Juval Neʾeman (hebräisch יוּבָל נֶאֱמַן; geboren am 14. Mai 1925 in Tel Aviv; gestorben am 26. April 2006 ebenda) war ein israelischer Physiker und Politiker.

Jugend
Yuval Ne'eman wurde 1925 in Tel Aviv geboren; seine Eltern betrieben eine Fabrik für Wasserpumpen. Nach einigen Jahren in Port Said in Ägypten kehrte die Familie nach Tel Aviv zurück. Dort schloss Neʾeman im Alter von 15 Jahren das Hebräische Herzlia-Gymnasium ab. Er studierte Maschinenbau (mechanical engineering) am Technion in Haifa (Abschluss mit 20 Jahren) und schloss er sich zeitgleich mit Beginn des Studiums der Hagana an.[1][2]
Militärische und politische Karriere
Juval Neʾeman trat im Alter von 15 Jahren der Hagana bei, kämpfte gegen die britische Besatzung und diente im Krieg um Israels Unabhängigkeit 1948 als Bataillonskommandeur, „Operations Officer“ für Tel Aviv und Kommandeur der Givʿati-Brigade. Von 1952 bis 1954 war er „Deputy Commander“ im Generalstab und als Hauptmann Leiter der Planungsabteilung der israelischen Armee. Er organisierte das Mobilisierungs- und Reservistensystem der israelischen Armee und schrieb den ersten Entwurf ihrer Verteidigungsdoktrin. Von 1955 als stellvertretender Direktor, ab 1956 bis 1957 als Direktor des Armeegeheimdienstes Aman tätig, war er u. a. an den Verhandlungen mit Briten und Franzosen in der Suez-Krise beteiligt. Anschließend war er von 1958 bis 1960 Attaché des Verteidigungsministeriums in London, bevor er in die Reserve entlassen wurde. Zuletzt hatte er den Rang eines Obersts.[3]

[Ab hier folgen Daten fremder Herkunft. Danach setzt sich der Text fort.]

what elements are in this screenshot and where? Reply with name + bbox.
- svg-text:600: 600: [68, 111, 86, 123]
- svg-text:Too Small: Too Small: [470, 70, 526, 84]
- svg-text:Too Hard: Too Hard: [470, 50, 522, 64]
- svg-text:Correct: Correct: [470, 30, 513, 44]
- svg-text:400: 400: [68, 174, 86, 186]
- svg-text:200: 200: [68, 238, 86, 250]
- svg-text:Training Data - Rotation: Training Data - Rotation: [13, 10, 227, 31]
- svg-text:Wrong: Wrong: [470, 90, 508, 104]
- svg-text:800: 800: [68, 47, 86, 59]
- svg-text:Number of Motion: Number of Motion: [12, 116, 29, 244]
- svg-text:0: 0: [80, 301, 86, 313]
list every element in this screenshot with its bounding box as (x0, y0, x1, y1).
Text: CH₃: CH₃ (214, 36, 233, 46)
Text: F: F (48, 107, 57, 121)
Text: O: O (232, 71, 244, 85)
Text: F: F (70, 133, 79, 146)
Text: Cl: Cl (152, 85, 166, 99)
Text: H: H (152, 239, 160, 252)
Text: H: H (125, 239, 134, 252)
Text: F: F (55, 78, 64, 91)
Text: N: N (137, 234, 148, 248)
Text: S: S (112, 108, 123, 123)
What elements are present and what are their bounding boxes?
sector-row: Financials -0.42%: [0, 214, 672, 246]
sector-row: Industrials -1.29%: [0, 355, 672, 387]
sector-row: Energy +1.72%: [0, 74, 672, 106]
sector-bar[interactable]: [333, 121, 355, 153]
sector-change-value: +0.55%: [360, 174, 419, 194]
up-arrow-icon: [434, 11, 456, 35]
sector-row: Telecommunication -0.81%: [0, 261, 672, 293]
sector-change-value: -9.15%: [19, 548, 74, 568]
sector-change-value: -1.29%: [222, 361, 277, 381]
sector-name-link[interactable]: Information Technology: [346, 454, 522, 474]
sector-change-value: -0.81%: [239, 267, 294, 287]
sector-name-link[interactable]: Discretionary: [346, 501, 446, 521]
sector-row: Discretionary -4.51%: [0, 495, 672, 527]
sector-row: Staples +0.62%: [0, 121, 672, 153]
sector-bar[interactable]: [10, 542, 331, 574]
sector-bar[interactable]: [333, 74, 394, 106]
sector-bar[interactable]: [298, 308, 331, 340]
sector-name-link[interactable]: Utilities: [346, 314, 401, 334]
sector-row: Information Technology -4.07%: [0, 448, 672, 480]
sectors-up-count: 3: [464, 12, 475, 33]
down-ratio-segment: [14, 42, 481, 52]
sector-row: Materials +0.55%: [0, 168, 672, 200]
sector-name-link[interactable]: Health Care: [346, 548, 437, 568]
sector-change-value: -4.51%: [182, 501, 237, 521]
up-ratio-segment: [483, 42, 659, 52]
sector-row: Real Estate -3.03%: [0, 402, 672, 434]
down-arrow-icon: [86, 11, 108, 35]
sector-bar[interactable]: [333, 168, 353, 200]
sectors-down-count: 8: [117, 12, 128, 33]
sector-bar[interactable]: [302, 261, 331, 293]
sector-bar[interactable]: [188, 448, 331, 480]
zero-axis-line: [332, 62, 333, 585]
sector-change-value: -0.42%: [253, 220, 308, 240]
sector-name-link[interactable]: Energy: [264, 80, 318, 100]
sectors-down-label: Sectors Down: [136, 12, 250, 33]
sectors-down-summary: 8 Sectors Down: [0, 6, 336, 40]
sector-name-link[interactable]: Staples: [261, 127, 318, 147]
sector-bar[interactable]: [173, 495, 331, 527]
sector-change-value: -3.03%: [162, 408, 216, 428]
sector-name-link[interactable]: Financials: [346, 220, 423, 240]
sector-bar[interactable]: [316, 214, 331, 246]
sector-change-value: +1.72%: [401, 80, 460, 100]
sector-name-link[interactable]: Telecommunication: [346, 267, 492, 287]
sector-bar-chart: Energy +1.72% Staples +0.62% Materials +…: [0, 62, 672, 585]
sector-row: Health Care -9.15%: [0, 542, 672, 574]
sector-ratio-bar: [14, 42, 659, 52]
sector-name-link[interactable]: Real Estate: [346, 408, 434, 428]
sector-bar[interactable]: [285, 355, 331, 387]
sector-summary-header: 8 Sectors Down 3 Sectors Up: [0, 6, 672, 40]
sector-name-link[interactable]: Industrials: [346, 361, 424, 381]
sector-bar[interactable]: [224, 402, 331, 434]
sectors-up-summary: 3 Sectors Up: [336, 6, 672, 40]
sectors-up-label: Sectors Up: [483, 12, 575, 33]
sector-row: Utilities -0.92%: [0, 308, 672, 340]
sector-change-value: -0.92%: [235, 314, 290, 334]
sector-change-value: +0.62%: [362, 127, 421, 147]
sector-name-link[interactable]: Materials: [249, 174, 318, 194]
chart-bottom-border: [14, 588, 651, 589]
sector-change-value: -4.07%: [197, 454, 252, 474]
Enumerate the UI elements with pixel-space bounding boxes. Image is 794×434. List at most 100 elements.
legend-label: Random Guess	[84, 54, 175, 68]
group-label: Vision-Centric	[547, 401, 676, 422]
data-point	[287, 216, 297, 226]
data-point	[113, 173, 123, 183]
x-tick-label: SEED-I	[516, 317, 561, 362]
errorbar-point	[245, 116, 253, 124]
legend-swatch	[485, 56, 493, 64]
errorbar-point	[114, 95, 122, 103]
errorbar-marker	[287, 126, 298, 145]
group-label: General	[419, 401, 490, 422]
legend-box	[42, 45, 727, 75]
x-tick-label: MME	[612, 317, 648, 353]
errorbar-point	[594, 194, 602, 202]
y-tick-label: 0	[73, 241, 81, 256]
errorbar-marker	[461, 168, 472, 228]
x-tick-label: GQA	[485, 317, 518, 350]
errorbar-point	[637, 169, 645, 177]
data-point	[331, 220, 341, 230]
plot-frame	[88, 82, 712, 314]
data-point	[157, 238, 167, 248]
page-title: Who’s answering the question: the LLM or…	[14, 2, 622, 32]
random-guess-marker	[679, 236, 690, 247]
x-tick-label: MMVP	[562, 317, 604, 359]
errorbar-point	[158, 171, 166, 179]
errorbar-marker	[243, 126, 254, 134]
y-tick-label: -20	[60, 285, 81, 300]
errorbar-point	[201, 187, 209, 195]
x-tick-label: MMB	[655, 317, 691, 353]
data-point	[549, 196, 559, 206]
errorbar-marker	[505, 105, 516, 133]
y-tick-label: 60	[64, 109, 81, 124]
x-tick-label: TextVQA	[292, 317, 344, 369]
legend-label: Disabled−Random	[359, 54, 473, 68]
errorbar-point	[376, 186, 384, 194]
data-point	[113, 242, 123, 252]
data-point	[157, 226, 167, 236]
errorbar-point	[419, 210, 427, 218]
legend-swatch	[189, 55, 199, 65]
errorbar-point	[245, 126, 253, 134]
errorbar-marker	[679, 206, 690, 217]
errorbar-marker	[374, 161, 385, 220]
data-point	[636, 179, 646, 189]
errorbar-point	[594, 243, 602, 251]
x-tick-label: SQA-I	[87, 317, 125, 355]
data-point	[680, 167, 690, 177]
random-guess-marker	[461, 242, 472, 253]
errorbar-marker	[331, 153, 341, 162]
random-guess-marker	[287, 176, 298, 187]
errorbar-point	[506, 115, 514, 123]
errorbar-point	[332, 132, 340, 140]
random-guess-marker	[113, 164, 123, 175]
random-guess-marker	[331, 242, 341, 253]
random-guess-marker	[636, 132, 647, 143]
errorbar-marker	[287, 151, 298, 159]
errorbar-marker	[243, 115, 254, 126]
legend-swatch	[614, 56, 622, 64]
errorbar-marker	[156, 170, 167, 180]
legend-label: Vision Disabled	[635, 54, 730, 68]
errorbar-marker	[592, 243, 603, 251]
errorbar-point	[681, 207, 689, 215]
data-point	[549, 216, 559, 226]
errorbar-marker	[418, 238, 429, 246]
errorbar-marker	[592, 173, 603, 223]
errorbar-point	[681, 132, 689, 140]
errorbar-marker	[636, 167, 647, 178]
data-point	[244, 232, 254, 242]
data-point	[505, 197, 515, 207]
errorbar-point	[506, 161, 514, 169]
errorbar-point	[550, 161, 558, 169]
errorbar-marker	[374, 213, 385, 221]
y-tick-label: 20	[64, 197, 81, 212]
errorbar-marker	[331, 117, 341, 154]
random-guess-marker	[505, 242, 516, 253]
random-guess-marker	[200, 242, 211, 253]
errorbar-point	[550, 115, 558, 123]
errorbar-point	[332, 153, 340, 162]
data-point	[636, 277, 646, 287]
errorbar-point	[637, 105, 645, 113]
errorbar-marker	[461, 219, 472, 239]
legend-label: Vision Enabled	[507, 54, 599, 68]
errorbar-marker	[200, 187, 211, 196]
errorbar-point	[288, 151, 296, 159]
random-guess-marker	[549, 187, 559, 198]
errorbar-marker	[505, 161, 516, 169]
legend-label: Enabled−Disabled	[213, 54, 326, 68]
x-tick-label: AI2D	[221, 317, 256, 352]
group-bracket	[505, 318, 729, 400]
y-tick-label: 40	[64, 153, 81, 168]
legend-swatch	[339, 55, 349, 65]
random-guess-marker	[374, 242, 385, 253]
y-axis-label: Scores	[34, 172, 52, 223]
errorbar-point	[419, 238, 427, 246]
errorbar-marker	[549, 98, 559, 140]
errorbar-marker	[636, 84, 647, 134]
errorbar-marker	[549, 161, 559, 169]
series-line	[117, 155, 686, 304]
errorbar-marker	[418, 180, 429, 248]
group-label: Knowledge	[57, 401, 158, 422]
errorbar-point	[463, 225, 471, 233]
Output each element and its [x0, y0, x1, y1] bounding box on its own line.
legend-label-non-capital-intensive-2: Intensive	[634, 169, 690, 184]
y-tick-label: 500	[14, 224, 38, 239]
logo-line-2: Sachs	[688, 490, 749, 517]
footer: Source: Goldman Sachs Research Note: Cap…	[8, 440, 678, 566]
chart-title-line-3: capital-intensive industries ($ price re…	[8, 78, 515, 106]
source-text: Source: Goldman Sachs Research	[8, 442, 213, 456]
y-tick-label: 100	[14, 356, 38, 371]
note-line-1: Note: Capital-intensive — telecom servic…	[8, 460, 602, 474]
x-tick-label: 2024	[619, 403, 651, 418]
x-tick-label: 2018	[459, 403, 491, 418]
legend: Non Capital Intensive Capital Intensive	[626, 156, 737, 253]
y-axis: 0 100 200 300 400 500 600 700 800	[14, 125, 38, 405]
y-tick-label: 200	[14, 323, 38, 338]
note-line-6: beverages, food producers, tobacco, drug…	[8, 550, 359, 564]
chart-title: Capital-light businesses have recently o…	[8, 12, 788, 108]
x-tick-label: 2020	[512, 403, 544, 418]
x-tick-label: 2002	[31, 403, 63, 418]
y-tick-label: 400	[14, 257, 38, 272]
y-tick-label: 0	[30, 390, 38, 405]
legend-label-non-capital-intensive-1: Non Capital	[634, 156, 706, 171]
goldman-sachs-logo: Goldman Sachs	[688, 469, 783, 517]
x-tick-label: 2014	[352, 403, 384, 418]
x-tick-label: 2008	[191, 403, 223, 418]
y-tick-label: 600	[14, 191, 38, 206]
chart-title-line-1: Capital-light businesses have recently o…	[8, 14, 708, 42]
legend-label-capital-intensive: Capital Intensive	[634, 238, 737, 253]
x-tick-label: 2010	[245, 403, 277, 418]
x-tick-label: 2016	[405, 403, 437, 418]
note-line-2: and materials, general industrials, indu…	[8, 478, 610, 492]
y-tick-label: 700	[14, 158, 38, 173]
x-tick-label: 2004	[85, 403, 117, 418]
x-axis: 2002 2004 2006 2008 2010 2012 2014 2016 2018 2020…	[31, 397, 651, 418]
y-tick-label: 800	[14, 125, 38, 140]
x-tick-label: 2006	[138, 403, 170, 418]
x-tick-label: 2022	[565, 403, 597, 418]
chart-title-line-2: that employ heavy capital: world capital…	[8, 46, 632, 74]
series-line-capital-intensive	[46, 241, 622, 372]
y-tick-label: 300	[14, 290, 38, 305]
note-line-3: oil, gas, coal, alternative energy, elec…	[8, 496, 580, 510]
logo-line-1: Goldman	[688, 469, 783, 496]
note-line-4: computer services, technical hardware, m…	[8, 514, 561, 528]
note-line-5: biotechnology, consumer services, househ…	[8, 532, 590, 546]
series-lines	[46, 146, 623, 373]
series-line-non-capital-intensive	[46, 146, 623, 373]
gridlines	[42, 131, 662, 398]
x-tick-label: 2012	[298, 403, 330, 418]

Ne'eman war Mitglied der israelischen Atomenergie-Kommission[4] und von 1961 bis 1963 wissenschaftlicher Leiter des Soreq Nuclear Research Centers.[3][5] Er war maßgeblich an der Entwicklung der israelischen Atomwaffen beteiligt.[6]
Von 1982 bis 1992 war er Abgeordneter in der Knesset für die Rechtsaußenpartei Techija-Partei, die von ihm 1979 als Splittergruppe des Likud in Protest gegen Menachem Begins Camp-David-Verhandlungen mit Ägypten gegründet worden war.[7] 1981 gewann die Partei drei Sitze in der Knesset. Während der Beteiligung seiner Partei im Likud-Block von Menachem Begin war er von 1982 bis 1983 Wissenschaftsminister, diese Position hatte er auch von 1990 bis 1992 inne. Von 1988 bis 1992 war er außerdem Minister für Energie und Infrastruktur. Nachdem seine Partei zweimal von Koalitionen in den 1980er Jahren ausgeschlossen war, gab er seinen Sitz in der Knesset 1990 auf. Nach seiner Zeit als Minister gab er 1992 seine politische Karriere endgültig auf.[3]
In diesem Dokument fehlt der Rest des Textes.